Davis Dresser was the kind of writer I really admire and have tried to be in my career, a guy who was willing and able to turn his hand to different kinds of fiction and do all of them well. In the late Thirties, he was writing Western novels, spicy romances, and of course mysteries. He’d already had some success with MUM’S THE WORD FOR MURDER, published under the pseudonym Asa Baker, set in El Paso, Texas, Dresser’s home town, and starring special police detective Jerry Burke. In 1939, he published his second Burke novel, THE KISSED CORPSE, which Carlyle House brought out in hardcover.
Asa Baker isn’t just the pseudonym Dresser used on these books. Baker is also a character in them, a Western and mystery novelist who’s pretty obviously a stand-in for Dresser himself. He tags along with his friend Jerry Burke and narrates the stories of Burke’s investigations. In THE KISSED CORPSE, though, it’s Baker who turns up a murder and gets Burke involved.
He’s staying at a friend’s cabin in a canyon just outside El Paso. Millionaire oilman Raymond Dwight has an estate in the same canyon. Also not far away is the bungalow where former soldier of fortune Leslie Young lives with his beautiful wife Myra. Baker discovers that the oil tycoon is a peeping tom, spying on a sunbathing Myra Young through a telescope. Unfortunately, Myra’s husband makes that same discovery, and not long after that, Baker discovers his body while walking through the canyon.
Since this is a Davis Dresser novel, things are nowhere near as simple as they appear to be starting out, though. It seems that the Mexican government has taken over Dwight’s oilfield properties below the border, and he’s trying to put together a shady deal to recoup the loss. There are mysterious notes and threats and a seedy hacienda below the Rio Grande where the beautiful leader of a Mexican nationalist group holds secret meetings. There’s a beautiful, ambitious female reporter poking around who may or may not have been romantically involved with the murdered man. The oilman has a hard-drinking, gorgeous teenage daughter. Throw in a little blackmail, too, and Jerry Burke will have his hands full untangling the whole mess.
With its dangerous nighttime visit to the mysterious hacienda below the border, THE KISSED CORPSE has a rather pulpish feel starting out, but for a long stretch, it settles down and becomes almost an English country house type of mystery, with a bunch of suspects at a fancy estate and the dogged detective interrogating them. It’s a millionaire’s mansion in the Franklin Mountains, but the idea is the same. There’s some moving around later on, but eventually all the suspects come together again so Burke can reveal the killer and explain everything.

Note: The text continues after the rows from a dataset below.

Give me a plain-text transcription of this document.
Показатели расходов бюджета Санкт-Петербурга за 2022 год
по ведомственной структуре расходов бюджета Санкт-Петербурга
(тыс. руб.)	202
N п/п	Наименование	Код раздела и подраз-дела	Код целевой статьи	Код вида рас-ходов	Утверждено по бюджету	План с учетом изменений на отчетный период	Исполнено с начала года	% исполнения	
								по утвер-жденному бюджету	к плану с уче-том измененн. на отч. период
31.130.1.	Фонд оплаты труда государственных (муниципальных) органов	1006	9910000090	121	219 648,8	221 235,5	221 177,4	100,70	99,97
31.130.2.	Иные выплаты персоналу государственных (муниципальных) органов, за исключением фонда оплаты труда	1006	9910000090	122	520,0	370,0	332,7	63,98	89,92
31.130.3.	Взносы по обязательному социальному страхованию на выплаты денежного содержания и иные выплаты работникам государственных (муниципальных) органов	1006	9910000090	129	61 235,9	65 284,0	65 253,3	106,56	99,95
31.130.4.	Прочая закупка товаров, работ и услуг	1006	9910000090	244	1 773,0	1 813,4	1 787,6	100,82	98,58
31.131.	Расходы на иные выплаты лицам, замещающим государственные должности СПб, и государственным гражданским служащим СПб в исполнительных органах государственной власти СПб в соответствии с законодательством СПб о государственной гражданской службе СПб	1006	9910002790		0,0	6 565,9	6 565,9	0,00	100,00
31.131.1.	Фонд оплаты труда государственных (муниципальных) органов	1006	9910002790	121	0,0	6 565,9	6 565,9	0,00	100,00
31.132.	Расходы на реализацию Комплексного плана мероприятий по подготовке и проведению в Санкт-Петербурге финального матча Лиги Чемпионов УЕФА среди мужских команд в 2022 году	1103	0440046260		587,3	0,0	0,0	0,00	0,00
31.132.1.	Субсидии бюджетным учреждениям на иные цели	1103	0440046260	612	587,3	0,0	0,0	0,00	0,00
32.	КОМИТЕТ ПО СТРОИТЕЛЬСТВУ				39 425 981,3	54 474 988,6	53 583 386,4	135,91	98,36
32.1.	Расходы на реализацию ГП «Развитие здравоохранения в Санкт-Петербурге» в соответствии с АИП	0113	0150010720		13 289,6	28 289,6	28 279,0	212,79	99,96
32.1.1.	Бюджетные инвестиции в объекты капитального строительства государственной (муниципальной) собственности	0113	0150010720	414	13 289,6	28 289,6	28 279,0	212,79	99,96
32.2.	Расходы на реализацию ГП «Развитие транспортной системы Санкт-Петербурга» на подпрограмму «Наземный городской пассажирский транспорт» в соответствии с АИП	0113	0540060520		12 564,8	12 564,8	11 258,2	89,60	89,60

Dresser was a master of this sort of blend between the traditional and hardboiled mysteries. I don’t think he has the plot nailed down quite as well in THE KISSED CORPSE as he would in the Mike Shayne novels he wrote over the next decade, but it works well enough. Jerry Burke is a good character, too: a former cowboy, Texas Ranger, intelligence operative during World War I, soldier of fortune, and cop. Asa Baker is a likable narrator. Dresser spins his yarn in fast-moving prose that mostly has a breezy feel to it, although things can get rough now and then.
The same year this novel came out, Dresser also published DIVIDEND ON DEATH, the first book in the Mike Shayne series, and although he worked on other things besides Shayne over the next couple of decades, he never went back to Jerry Burke. I think the Shaynes are much better overall, but I wouldn’t have minded a few more Jerry Burke novels, too. Both books featuring him are pretty entertaining. MUM’S THE WORD FOR MURDER was reprinted twice under the Brett Halliday name. THE KISSED CORPSE got a single digest paperback reprint under the Asa Baker pseudonym. It is, however, available these days in an e-book edition under the Halliday name, and if you’re a Mike Shayne fan, I think you’ll enjoy both of the Jerry Burke novels, too.